TEMPO.CO, Jakarta - The Association of Bali Travel Agencies (Asita Bali) is expecting that the Lunar New Year event will boost the number of tourist arrivals to the island, especially from China.
"As the change of the Lunar Year approaches, this is a momentum for us to work on Chinese tourists amid this month's lack of tourist arrivals," Asita Bali chairman Ketut Ardana said in Denpasar on Wednesday, January 27.
In previous Lunar Year seasons, Ardana said, the number of tourists from China usually jumps to an average of 20 percent, a significant figure.
Chinese tourists, he said, tend to stay long in Bali; for an average of five days and four nights.
The potential for a tourist surge from China is supported by the many number of direct flights to Denpasar from China's large cities like Beijing, Shanghai and Guangzou by local and international airlines.

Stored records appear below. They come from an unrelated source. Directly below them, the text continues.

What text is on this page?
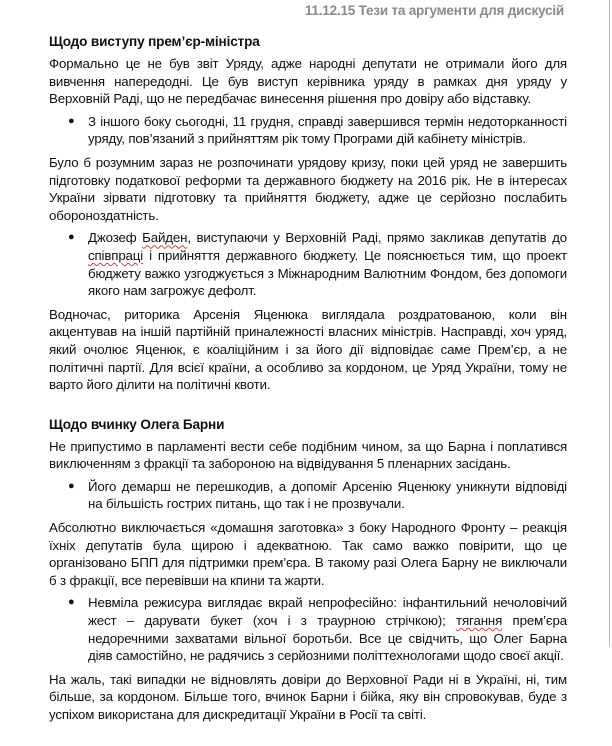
11.12.15 Тези та аргументи для дискусій
Щодо виступу прем’єр-міністра

Формально це не був звіт Уряду, адже народні депутати не отримали його для вивчення напередодні. Це був виступ керівника уряду в рамках дня уряду у Верховній Раді, що не передбачає винесення рішення про довіру або відставку.

● З іншого боку сьогодні, 11 грудня, справді завершився термін недоторканності уряду, пов’язаний з прийняттям рік тому Програми дій кабінету міністрів.

Було б розумним зараз не розпочинати урядову кризу, поки цей уряд не завершить підготовку податкової реформи та державного бюджету на 2016 рік. Не в інтересах України зірвати підготовку та прийняття бюджету, адже це серйозно послабить обороноздатність.

● Джозеф Байден, виступаючи у Верховній Раді, прямо закликав депутатів до співпраці і прийняття державного бюджету. Це пояснюється тим, що проект бюджету важко узгоджується з Міжнародним Валютним Фондом, без допомоги якого нам загрожує дефолт.

Водночас, риторика Арсенія Яценюка виглядала роздратованою, коли він акцентував на іншій партійній приналежності власних міністрів. Насправді, хоч уряд, який очолює Яценюк, є коаліційним і за його дії відповідає саме Прем’єр, а не політичні партії. Для всієї країни, а особливо за кордоном, це Уряд України, тому не варто його ділити на політичні квоти.

Щодо вчинку Олега Барни

Не припустимо в парламенті вести себе подібним чином, за що Барна і поплатився виключенням з фракції та забороною на відвідування 5 пленарних засідань.

● Його демарш не перешкодив, а допоміг Арсенію Яценюку уникнути відповіді на більшість гострих питань, що так і не прозвучали.

Абсолютно виключається «домашня заготовка» з боку Народного Фронту – реакція їхніх депутатів була щирою і адекватною. Так само важко повірити, що це організовано БПП для підтримки прем’єра. В такому разі Олега Барну не виключали б з фракції, все перевівши на кпини та жарти.

● Невміла режисура виглядає вкрай непрофесійно: інфантильний нечоловічий жест – дарувати букет (хоч і з траурною стрічкою); тягання прем’єра недоречними захватами вільної боротьби. Все це свідчить, що Олег Барна діяв самостійно, не радячись з серйозними політтехнологами щодо своєї акції.

На жаль, такі випадки не відновлять довіри до Верховної Ради ні в Україні, ні, тим більше, за кордоном. Більше того, вчинок Барни і бійка, яку він спровокував, буде з успіхом використана для дискредитації України в Росії та світі.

In 2015, around 200 million people from China traveled overseas, but less than a million visited Bali.
Ardana hopes that both the government and tourism businesses would make efforts to increase the number of tourist visits from China.
According to Bali's Central Statistics Agency (BPS), 642,000 people from China visited Bali from January to November 2015, a 19-percent year-on-year increase. The figure accounted for 17.68 percent of the total number of foreign tourists visiting Bali in the period.